CHAPTER VII.
THE GRIT OF MOSES JONES
An axe flew gleaming through the air and Montgomery vanished, the brass bound box with him.
Katharine was too startled to move, and stood listening to the distressing, almost blood-curdling groans which issued from the man's lips, as, for a moment, he lay face downward before her. Then she recognized the apparel of Moses Jones and bent over him pityingly.
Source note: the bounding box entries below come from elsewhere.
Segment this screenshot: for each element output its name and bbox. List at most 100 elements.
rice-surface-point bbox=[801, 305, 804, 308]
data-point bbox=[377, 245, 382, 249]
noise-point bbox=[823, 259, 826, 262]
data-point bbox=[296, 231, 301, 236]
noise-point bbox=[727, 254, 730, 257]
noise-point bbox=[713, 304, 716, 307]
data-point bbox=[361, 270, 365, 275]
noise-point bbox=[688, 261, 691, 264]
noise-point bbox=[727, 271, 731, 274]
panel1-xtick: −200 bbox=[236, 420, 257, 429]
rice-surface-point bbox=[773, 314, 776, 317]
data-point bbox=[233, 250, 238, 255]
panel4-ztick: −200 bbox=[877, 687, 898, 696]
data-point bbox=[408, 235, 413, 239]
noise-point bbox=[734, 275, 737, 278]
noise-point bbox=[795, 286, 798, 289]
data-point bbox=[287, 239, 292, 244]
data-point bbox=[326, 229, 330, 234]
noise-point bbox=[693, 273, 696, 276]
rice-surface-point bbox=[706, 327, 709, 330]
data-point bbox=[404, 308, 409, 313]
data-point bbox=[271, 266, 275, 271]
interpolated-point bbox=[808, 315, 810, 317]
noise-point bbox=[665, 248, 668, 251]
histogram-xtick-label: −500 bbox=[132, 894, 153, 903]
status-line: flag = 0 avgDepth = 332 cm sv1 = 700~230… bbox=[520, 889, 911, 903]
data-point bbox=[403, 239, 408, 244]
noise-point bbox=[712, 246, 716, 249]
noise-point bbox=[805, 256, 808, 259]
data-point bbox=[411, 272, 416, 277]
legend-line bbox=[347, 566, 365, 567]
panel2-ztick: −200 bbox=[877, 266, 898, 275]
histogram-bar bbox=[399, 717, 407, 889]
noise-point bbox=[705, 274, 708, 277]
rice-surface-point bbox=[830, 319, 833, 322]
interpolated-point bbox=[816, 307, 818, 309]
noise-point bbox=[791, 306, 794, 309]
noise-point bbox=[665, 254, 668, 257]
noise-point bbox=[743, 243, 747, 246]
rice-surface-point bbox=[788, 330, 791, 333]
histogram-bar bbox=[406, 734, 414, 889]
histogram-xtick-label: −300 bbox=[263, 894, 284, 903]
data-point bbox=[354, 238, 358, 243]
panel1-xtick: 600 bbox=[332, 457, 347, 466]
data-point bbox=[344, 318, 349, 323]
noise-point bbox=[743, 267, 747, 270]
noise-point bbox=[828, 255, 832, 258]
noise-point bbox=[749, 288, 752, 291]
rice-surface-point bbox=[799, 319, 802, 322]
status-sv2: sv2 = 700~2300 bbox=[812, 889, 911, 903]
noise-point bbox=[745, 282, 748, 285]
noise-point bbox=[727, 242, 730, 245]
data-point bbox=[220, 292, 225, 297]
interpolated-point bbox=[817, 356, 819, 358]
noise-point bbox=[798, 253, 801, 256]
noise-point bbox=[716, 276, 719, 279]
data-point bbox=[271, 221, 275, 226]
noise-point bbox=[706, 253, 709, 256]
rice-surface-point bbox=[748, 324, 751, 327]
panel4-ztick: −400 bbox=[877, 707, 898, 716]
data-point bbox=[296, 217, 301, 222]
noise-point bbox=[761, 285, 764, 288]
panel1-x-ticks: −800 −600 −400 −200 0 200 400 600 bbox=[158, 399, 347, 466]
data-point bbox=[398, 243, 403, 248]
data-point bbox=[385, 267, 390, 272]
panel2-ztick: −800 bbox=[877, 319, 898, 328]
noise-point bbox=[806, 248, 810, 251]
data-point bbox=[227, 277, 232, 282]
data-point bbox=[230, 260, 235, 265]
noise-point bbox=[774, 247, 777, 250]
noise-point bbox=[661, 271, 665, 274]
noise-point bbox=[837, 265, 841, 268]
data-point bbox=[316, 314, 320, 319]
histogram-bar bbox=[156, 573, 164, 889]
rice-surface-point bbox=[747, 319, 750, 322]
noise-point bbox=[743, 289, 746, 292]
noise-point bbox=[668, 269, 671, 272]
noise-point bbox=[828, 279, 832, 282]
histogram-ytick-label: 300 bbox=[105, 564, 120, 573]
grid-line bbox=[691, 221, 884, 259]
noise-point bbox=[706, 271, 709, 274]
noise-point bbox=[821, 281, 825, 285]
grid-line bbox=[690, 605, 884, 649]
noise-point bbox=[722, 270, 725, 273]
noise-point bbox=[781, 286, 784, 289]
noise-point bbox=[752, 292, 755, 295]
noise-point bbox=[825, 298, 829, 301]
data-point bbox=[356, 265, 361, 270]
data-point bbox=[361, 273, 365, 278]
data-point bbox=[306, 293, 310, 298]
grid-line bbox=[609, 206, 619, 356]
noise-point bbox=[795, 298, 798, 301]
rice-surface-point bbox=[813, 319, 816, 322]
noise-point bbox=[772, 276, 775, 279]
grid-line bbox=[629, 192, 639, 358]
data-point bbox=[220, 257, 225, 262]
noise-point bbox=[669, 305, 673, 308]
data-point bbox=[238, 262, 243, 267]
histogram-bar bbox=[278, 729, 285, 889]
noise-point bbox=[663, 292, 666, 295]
"Why, Uncle Mose! What is the matter?"
For only answer more groans, which presently began to thrill her with an unspeakable terror. What made him do that? What had befallen him? Was he dying, and she alone with him, there in the strange forest? The thought was torture, and, nerving herself to the task, she laid her hand upon him, though her repugnance to the act was a fresh torment. It had always been one of the girl's peculiarities that she could not bear to touch any ailing thing. She would wait upon people who were ill most cheerfully, even eagerly, but she hated to come in personal contact with them. It had been so even in the case of her father whom she idolized, and had been one of the small items in stepmother's list against her. But she had heard so much upon the subject then, and of its enormity, that she had set herself to overcome the failing, since failing it was. And had poor Moses known it, she would almost rather have borne his pain herself than to have helped him turn upon his back as she did. To do more for him than this was impossible, and again she besought him to say how he was hurt.
Finally, he opened his eyes and glanced about him, then angrily shook his fist toward a projecting tree-root which had been hidden from his sight by a group of ferns and over which he had stumbled.
"That's it! That's the mis'able thing 'at done it!" he cried, then groaned again, but weakly. The pain had suddenly become so severe as to turn him faint while the brilliant branches overhead began to dance and sway before his dizzy sight as no wind could make them do. "I—I'm gettin' light-headed. Help me up, Keehoty. I'm broke. I'm broke all to smash. My leg—my side—oh, oh, ouch!"